As an esthetician, I learned makeup theory and some hands-on practice in esthetic school, but my overall experience has concentrated more on clinical treatments.  I use very basic makeup techniques on my clients (enough to quickly cover the skin before the ride home).  Considering all the cosmetics choices I have, most work days I get by with the basics — a little mineral foundation over my sunscreen, a pat of blush, a smidge of liner and mascara, and of course, a little lipstick or gloss.  On the weekends, I hardly wear anything on my face besides sun protection.
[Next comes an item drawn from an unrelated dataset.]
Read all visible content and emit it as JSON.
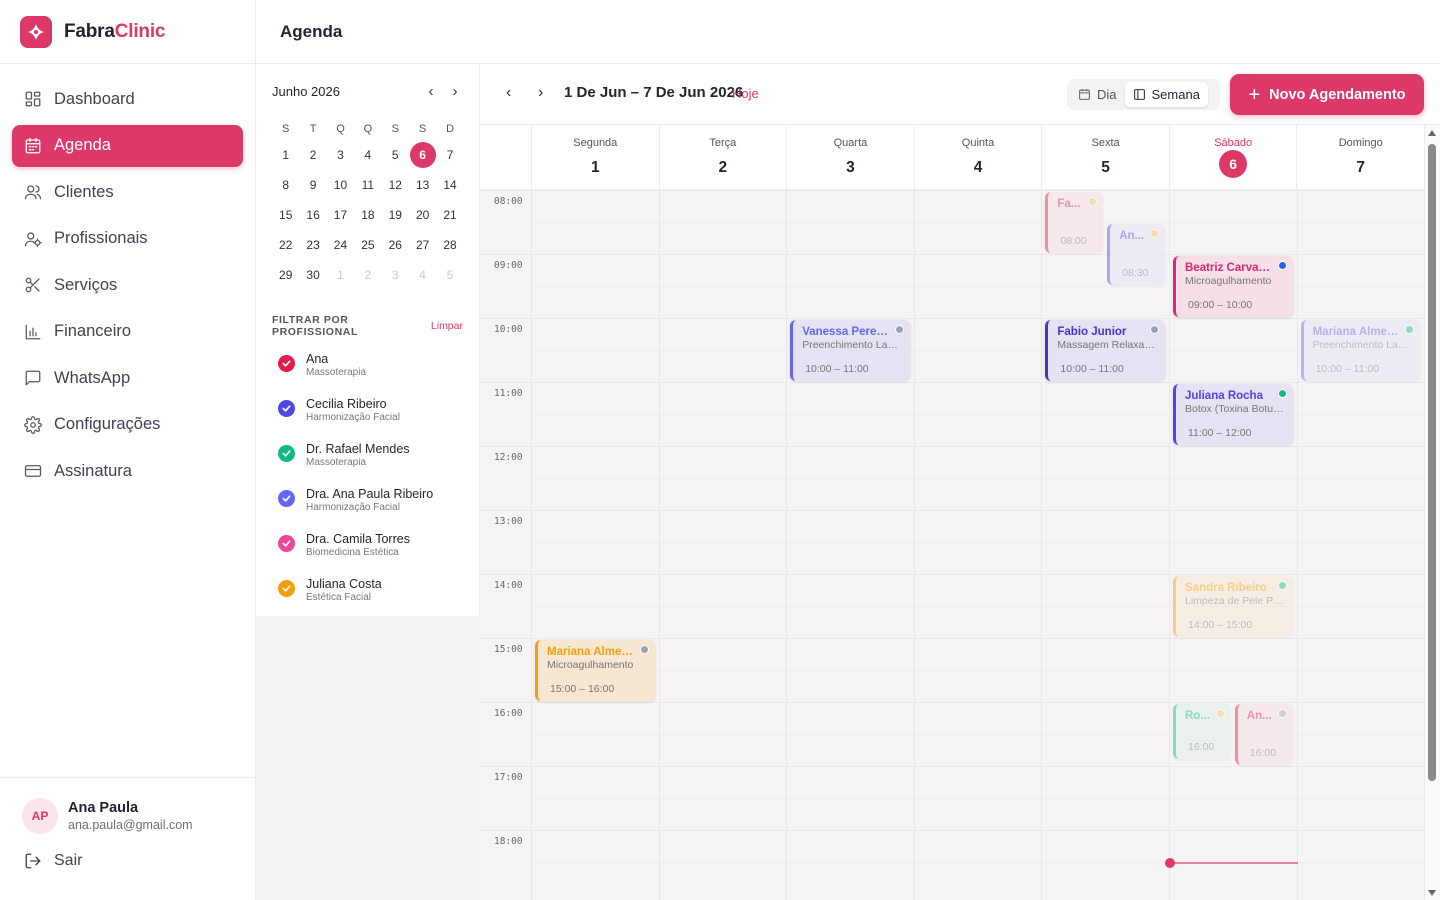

The most fun I get to have with makeup is trying out new looks on my daughter or her friends for proms and other formal occasions (they actually trust me, bless them – but it’s not the makeup that makes the girls look amazing).  I truly admire those estheticians who specialize in makeup application, who have impressive portfolios of beautiful before and after pictures of their best work, who can deal with brides, mothers-of-the-brides, and other nervous nellies.

 

Does finding “Luscious” in that Lip Crayon kit mean that my search for the perfect shade will finally be over?  Probably not.

 

I am a cosmetic junkie.  I can’t help it.  I’m an esthetician; it’s part of what I do.  I’ve got a fancy makeup case filled with all sorts of different types of makeup: foundations, eye shadows, concealers, false eyelashes, blushes, lipsticks, liners and glosses.  And each one of those little sweeties in my case has called out that promise to me at some point, “Use me!  Use me, and you will be beautiful!”